Explication of Scenes: Part II

Okay, so continuing where I left off. What was I thinking with the scene where Danny enters the execution chamber? We shot it in a way so that you experience the execution chamber in the same way Danny does. That is, it’s a new environment, with all kinds of expectations. This is to encourage you to sympathize with him. The more experiences you share with a character, the more you feel that you know a character. So if you experience the introduction of the execution chamber with him, it’s like a shared experience with him. Imagine if I had started the film with an empty execution chamber and then I introduced Danny? This actually divorces you from his character, because suddenly you have experiences of this world that he does not have. You won’t feel as close to him as if you had spent every scene with him.

So getting back to this scene. Let’s talk about the way it was shot for a second. You might think that to experience an event like a character would, that the camera has to be some type of jerky POV shot. Not necessarily the case. What if you have a close up of the character’s face? This may seem to be a counter intuitive choice for showing you a character’s experience. The character isn’t seeing his own face, the character is seeing the objects off screen, so we should look at that, no? Well the close up allows you to observe his thoughts/feelings. Although you don’t see the outside world like he sees it, you do see the inside world of his mind with him. A jerky POV shot won’t allow you to do that. Truthfully, the combination of a POV/over the shoulder shot and a close up is the best way to embody a character’s experience, because you get the objects he looks at as well as his thoughts about the objects. If you haven’t noticed 90% of dialogue scenes from the last 100 years are covered this way.

We achieve this by pushing back while staying on him so that we can see parts of the room and his reaction to the parts simultaneously. But we only reveal part of the room, because Danny has only experienced part of the room himself. Maintaining that enigma is in line with his experience of the room. The film itself is enigmatic in the way that it makes you ask what transpired between the characters. The whole purpose of the film is to answer that question. So starting the movie by shooting in a way that left a lot of mystery seemed to be fitting.

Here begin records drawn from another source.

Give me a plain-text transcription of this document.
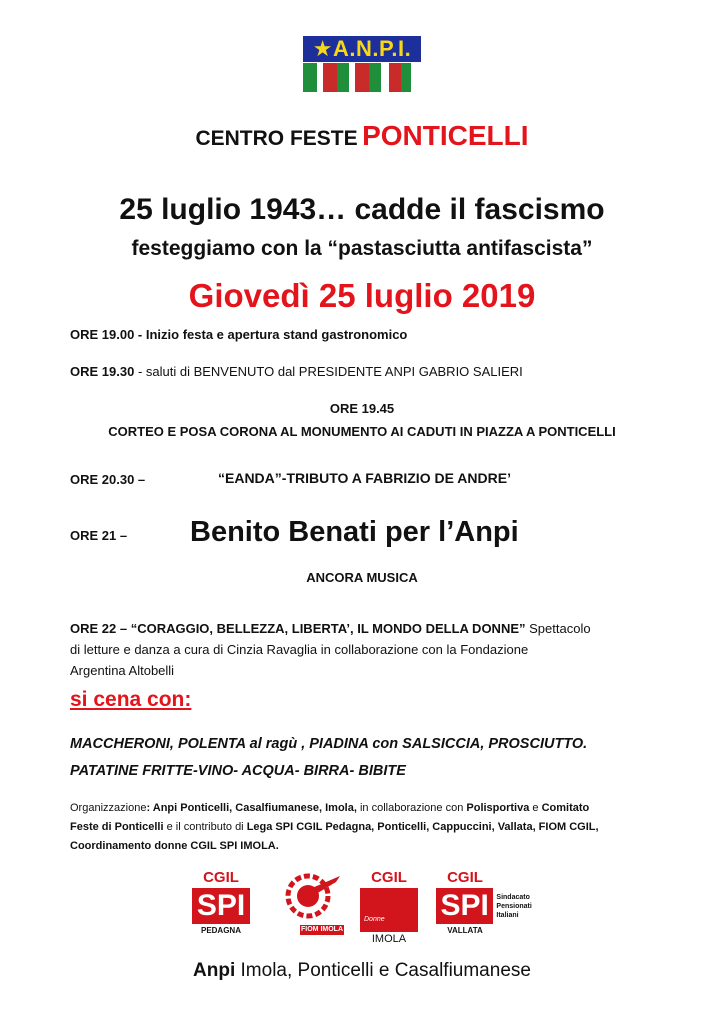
★A.N.P.I.
CENTRO FESTE PONTICELLI
25 luglio 1943… cadde il fascismo
festeggiamo con la “pastasciutta antifascista”
Giovedì 25 luglio 2019
ORE 19.00 - Inizio festa e apertura stand gastronomico
ORE 19.30 - saluti di BENVENUTO dal PRESIDENTE ANPI GABRIO SALIERI
ORE 19.45
CORTEO E POSA CORONA AL MONUMENTO AI CADUTI IN PIAZZA A PONTICELLI
ORE 20.30 –	“EANDA”-TRIBUTO A FABRIZIO DE ANDRE’
ORE 21 – Benito Benati per l’Anpi
ANCORA MUSICA
ORE 22 – “CORAGGIO, BELLEZZA, LIBERTA’, IL MONDO DELLA DONNE” Spettacolo
di letture e danza a cura di Cinzia Ravaglia in collaborazione con la Fondazione
Argentina Altobelli
si cena con:
MACCHERONI, POLENTA al ragù , PIADINA con SALSICCIA, PROSCIUTTO.
PATATINE FRITTE-VINO- ACQUA- BIRRA- BIBITE
Organizzazione: Anpi Ponticelli, Casalfiumanese, Imola, in collaborazione con Polisportiva e Comitato
Feste di Ponticelli e il contributo di Lega SPI CGIL Pedagna, Ponticelli, Cappuccini, Vallata, FIOM CGIL,
Coordinamento donne CGIL SPI IMOLA.
CGIL
SPI
PEDAGNA	FIOM IMOLA
CGIL
Donne
IMOLA
CGIL
SPI	Sindacato Pensionati Italiani
VALLATA
Anpi Imola, Ponticelli e Casalfiumanese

And of course the sign near his head that reads “Execution Room Rules” was a low budget way of telling the audience that they are in an execution room. I mean we had chairs set up and an execution chamber, but I don’t want people to be like “Is that a dentist chair?” I’d rather be clear as quickly as possible. At least in this situation. It’s important to communicate that he’s in an execution chamber because it answers the question “Why Is Danny here?” Answer, “To see the execution of his son.” New Question “What did his son do?” THAT’S WHAT TAKES US TO THE NEXT SCENES!!!!